I read an interesting graphic novel this week. It’s called “Alan’s War” by Emmanuel Guibert. It’s a French comic that was first printed in France in 2000 and then translated and printed in the U.S. back in 2008. It’s the story of an American G.I. Named Alan Cope who became friends with the younger Guibert and told him stories about his life. Guibert, being a cartoonist, decided to turn those stories into comics. This is not a review of the comic itself (which I liked a lot so go read it) but a look at a couple of ideas that the comic brought to my mind.

The first is what I think is at the heart of this book. It’s basic concept. Well into the book, on page 280, Cope tells us about a boring post-war job he has. He’s an American in Germany working as courier which basically means driving a truck/van from place to place day after day. It was neither a fun nor exciting job. To combat his unhappiness he decided to “Think on my past and make some sense out of it. Because I’ve had a strange life”. That is what I think this book is really about. Living an examined life.

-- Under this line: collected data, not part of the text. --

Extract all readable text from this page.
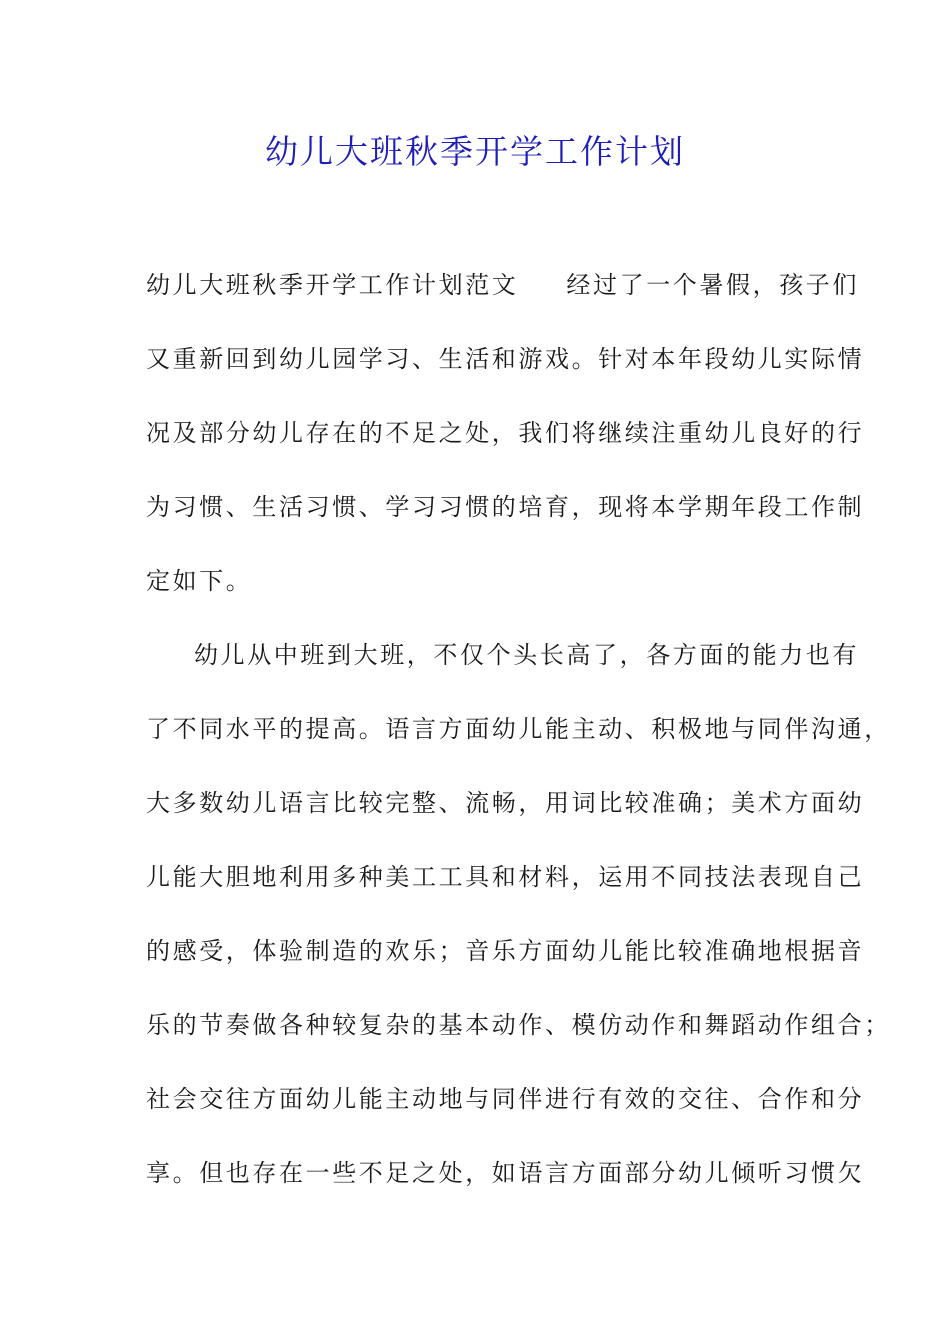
幼儿大班秋季开学工作计划
幼儿大班秋季开学工作计划范文 经过了一个暑假，孩子们
又重新回到幼儿园学习、生活和游戏。针对本年段幼儿实际情
况及部分幼儿存在的不足之处，我们将继续注重幼儿良好的行
为习惯、生活习惯、学习习惯的培育，现将本学期年段工作制
定如下。
幼儿从中班到大班，不仅个头长高了，各方面的能力也有
了不同水平的提高。语言方面幼儿能主动、积极地与同伴沟通，
大多数幼儿语言比较完整、流畅，用词比较准确；美术方面幼
儿能大胆地利用多种美工工具和材料，运用不同技法表现自己
的感受，体验制造的欢乐；音乐方面幼儿能比较准确地根据音
乐的节奏做各种较复杂的基本动作、模仿动作和舞蹈动作组合；
社会交往方面幼儿能主动地与同伴进行有效的交往、合作和分
享。但也存在一些不足之处，如语言方面部分幼儿倾听习惯欠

Most of the book took place during World War Two but it’s not a typical soldier’s story. Cope spent two years in the army in the States before making it over to Europe for the last half year of the war. He was certainly under stress, in danger, and saw some bad things but he was never in any big battles as is usual in soldiers’ stories. His story is not about the day to day life of a soldier in combat. His stories were more about small incidents and friendships that shaped his life and the path it took. He’s remembering the good times and some of the regrets. The regrets mostly had to do with friendships lost. It’s the story of an examined life and that’s a fairly rare thing. Guibert also says in his introduction the Cope is an excellent storyteller. I think that’s partly because he tells stories that have a point. At least they have a point in Cope’s life. I found that to be interesting stuff made more interesting when I got to page 280, read that passage, and could see Cope’s intentions even more clearly than before.

The second idea that came to mind while reading this comic wasn’t really an idea in the comic but a concept that came to my mind as I read. It had to do with Cope’s friendships that he lost. It happened over and over again in this book. Cope was born in California but at the age of eighteen was drafted. He didn’t make it over to Europe until he was twenty so he had plenty of time in the army around the US. After the war he spent some time in Europe as a civilian worker but eventually went back to the States to settle down. But he never settled down. A few years later he went back to Europe to live for good. He eventually settled down there.

Being in the army in World War Two was kind of like going off to college in that you’re thrown together with a bunch of people from all over the US. Cope met and became friends with people from all over the States. He also met plenty of people in Europe. He befriended Germans, French, Poles, and any other people who crossed his path. He was a friendly guy, who though a little shy, liked people. He also didn’t like the army’s rules and often snuck out to do things and see the sights.

Eventually he either left where he was stationed or moved onto another job or opportunity. So how did a person maintain a friendship in the mid to late 1940s when the other person lived far away? The answer is letter writing. I’ve done a bit of letter writing myself. All the way up to the mid 1980’s long distance phone calls were not cheap (especially if you were a poor college student). Letter writing was the only way to maintain a friendship. The problem is that every one of Cope’s long distance friendships ended the same way. He and his friend wrote a few letters to each other but then stopped. That seemed to always be the way. It reminded me of my own letter writing days.

It seems odd now but back in 1945 if a friend or acquaintance moved away you generally never heard from them again. They disappeared from your life forever. That’s the way it was. That’s what a lot of Cope’s regrets had to do with. Never seeing people again. And during the war he didn’t even know if that person lived or died. When he was older and living a more examined life he tried to track a bunch of them down with varying degrees of success. He did it, of course, by letter writing. He’d send a bunch of letters to locations or people who he though knew where the person he was looking for was. Sometimes it would work and sometimes not. Sometimes if he found someone they’d exchange a couple of letters and then trail off again. Other times they stayed in touch. On occasion he found out the person he was looking for died years ago. That’s how it worked. Someone who was in your thoughts for years but you hadn’t talked to in a decade died and you had no idea.

I lived through the tail end of that world. The internet and social media has changed all that. More then the telephone ever did. As easy as it is to call someone people still don’t do it. It’s just plain easier not to no mater how good your intentions. Of course with today’s social media it’s no longer the norm to have no idea what happened to someone who moves away. Now I’m in touch with friends, acquaintances, and even people I only have met on-line. Even if I’m not actively communicating with them I have some idea of where they are and how they’re doing. That’s a huge change. Nowadays if you move away you’re still easily in touch. It would take a conscious decision to cut ties with your past and pay no attention to anyone from it. It would be thought of as weird too. The world has changed in that way. Now there is no reason to not know what happened to so-and-so. It’s easier than a phone call ever was.

I felt for Cope’s regrets in regards to friendships lost. It was a day and age where if you or someone else moved far away communication was difficult. But now that age is gone. Until I read this book I didn’t really even notice it.